Шрифт:
Интервал:
Закладка:
— Доэни? — резко спросила Дорис.
— Сыщик.
— А! Ну хорошо, может быть, ты теперь объяснишь, что означает вся эта болтовня о десяти колбах и нитрате серебра?
— Послушай, дорогая, тебе это должно быть ясно. Ральф приготовил для своих опытов все десять колб сразу. Две из них он уже использовал, одну позавчера, вторую — вчера и остался невредим. Его убила третья. Семь оставшихся колб безвредны. Допустим теперь, что он принял цианистый натрий за ацетат натрия: скажем, он торопился, у него сдали нервы, он действовал бессознательно, словом, все, что тебе угодно, — но тогда он засыпал бы цианид не в одну, а во все колбы. Не мог же Ральф, насыпав в одну из колб цианид, бежать как дурак обратно к полке и доставать ацетат для девяти других. И точно так же он не мог бы, заготовив ацетат в девяти колбах, ни с того ни с сего отправиться за цианидом для десятой.
Дорис нахмурилась:
— Он мог начать с цианида, а потом заметить, что ошибся.

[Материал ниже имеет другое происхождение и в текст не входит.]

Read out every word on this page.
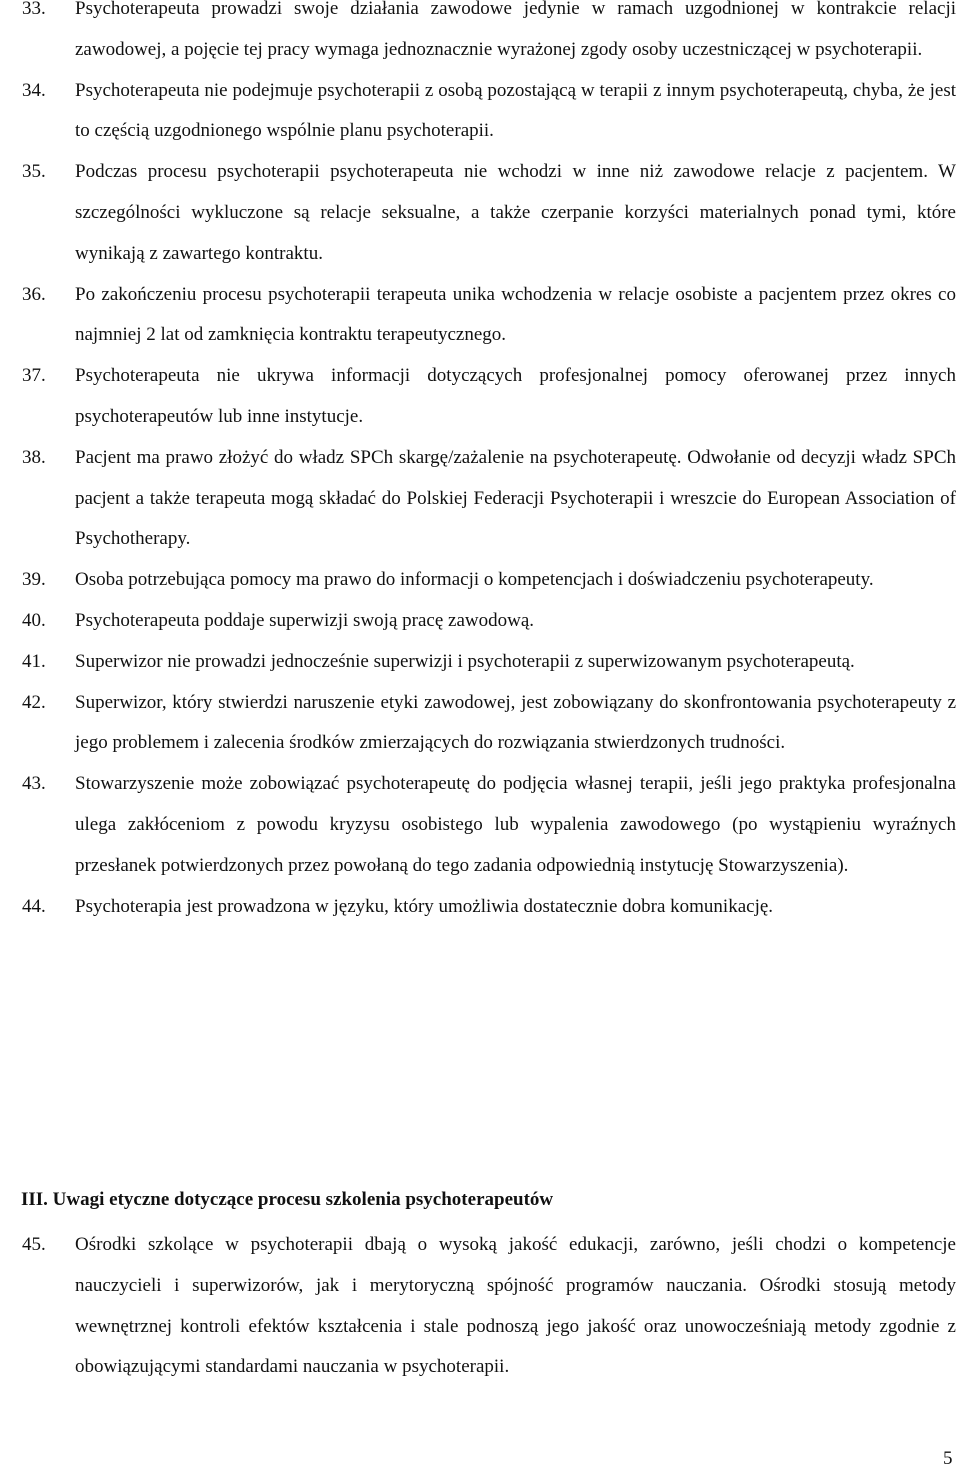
33. Psychoterapeuta prowadzi swoje działania zawodowe jedynie w ramach uzgodnionej w kontrakcie relacji zawodowej, a pojęcie tej pracy wymaga jednoznacznie wyrażonej zgody osoby uczestniczącej w psychoterapii.
34. Psychoterapeuta nie podejmuje psychoterapii z osobą pozostającą w terapii z innym psychoterapeutą, chyba, że jest to częścią uzgodnionego wspólnie planu psychoterapii.
35. Podczas procesu psychoterapii psychoterapeuta nie wchodzi w inne niż zawodowe relacje z pacjentem. W szczególności wykluczone są relacje seksualne, a także czerpanie korzyści materialnych ponad tymi, które wynikają z zawartego kontraktu.
36. Po zakończeniu procesu psychoterapii terapeuta unika wchodzenia w relacje osobiste a pacjentem przez okres co najmniej 2 lat od zamknięcia kontraktu terapeutycznego.
37. Psychoterapeuta nie ukrywa informacji dotyczących profesjonalnej pomocy oferowanej przez innych psychoterapeutów lub inne instytucje.
38. Pacjent ma prawo złożyć do władz SPCh skargę/zażalenie na psychoterapeutę. Odwołanie od decyzji władz SPCh pacjent a także terapeuta mogą składać do Polskiej Federacji Psychoterapii i wreszcie do European Association of Psychotherapy.
39. Osoba potrzebująca pomocy ma prawo do informacji o kompetencjach i doświadczeniu psychoterapeuty.
40. Psychoterapeuta poddaje superwizji swoją pracę zawodową.
41. Superwizor nie prowadzi jednocześnie superwizji i psychoterapii z superwizowanym psychoterapeutą.
42. Superwizor, który stwierdzi naruszenie etyki zawodowej, jest zobowiązany do skonfrontowania psychoterapeuty z jego problemem i zalecenia środków zmierzających do rozwiązania stwierdzonych trudności.
43. Stowarzyszenie może zobowiązać psychoterapeutę do podjęcia własnej terapii, jeśli jego praktyka profesjonalna ulega zakłóceniom z powodu kryzysu osobistego lub wypalenia zawodowego (po wystąpieniu wyraźnych przesłanek potwierdzonych przez powołaną do tego zadania odpowiednią instytucję Stowarzyszenia).
44. Psychoterapia jest prowadzona w języku, który umożliwia dostatecznie dobra komunikację.
III. Uwagi etyczne dotyczące procesu szkolenia psychoterapeutów
45. Ośrodki szkolące w psychoterapii dbają o wysoką jakość edukacji, zarówno, jeśli chodzi o kompetencje nauczycieli i superwizorów, jak i merytoryczną spójność programów nauczania. Ośrodki stosują metody wewnętrznej kontroli efektów kształcenia i stale podnoszą jego jakość oraz unowocześniają metody zgodnie z obowiązującymi standardami nauczania w psychoterapii.
5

— Тогда он высыпал бы все из колбы и вымыл бы ее.
— Может быть, он насыпал цианид не в одну, а во все десять колб, а потом, когда стал высыпать, одну случайно пропустил?

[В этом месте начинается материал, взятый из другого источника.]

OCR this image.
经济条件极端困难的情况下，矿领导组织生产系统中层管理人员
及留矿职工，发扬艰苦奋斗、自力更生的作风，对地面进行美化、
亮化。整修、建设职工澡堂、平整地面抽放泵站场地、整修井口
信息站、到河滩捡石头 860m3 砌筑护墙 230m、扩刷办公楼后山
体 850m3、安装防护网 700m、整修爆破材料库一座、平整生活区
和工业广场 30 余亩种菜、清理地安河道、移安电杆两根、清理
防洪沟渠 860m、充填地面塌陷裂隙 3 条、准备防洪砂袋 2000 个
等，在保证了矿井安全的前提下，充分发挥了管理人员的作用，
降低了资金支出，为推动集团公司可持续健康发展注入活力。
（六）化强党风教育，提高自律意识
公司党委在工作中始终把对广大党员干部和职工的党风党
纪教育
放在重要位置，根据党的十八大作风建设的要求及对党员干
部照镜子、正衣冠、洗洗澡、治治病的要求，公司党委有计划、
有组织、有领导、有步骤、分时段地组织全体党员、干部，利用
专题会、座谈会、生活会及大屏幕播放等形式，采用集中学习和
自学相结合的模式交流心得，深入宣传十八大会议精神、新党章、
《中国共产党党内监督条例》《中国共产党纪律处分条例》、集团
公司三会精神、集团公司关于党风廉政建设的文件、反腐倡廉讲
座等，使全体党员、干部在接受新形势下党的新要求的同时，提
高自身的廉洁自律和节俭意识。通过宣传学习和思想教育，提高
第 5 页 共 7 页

— Теперь ты настаиваешь уже на двух невероятных оплошностях. Первая — перепутать реактивы и вторая — оставить в колбе цианид. Господи, цианид не игрушка! Даже химик, привыкший к обращению с ядами, будет с ним осторожен. Осторожнее, чем кто-либо другой. Химик просто не может быть до такой степени рассеянным. А Ральф отличался исключительной внимательностью.
Дорис молчала, и в наступившей тишине Брейд напряженно прислушивался к своим мыслям. Как страшно, что, начав с такой мелочи, приходишь к столь неизбежному выводу. Однако это был путь, которым он привык идти в научных исследованиях. Он свободно пользовался логикой в мире абстракции и атомов; почему же так трудно применять ее к людям?
И Брейд медленно произнес:
— Отсюда вывод, что в одной из колб кто-то намеренно заменил ацетат цианидом.
— Зачем?
— Чтобы убить Ральфа, естественно.
— Но за что?
— Не знаю. Как я могу говорить о причинах, если ничего не знаю о его личной жизни. Он работал у меня более полутора лет, и все же я о нем практически ничего не знаю.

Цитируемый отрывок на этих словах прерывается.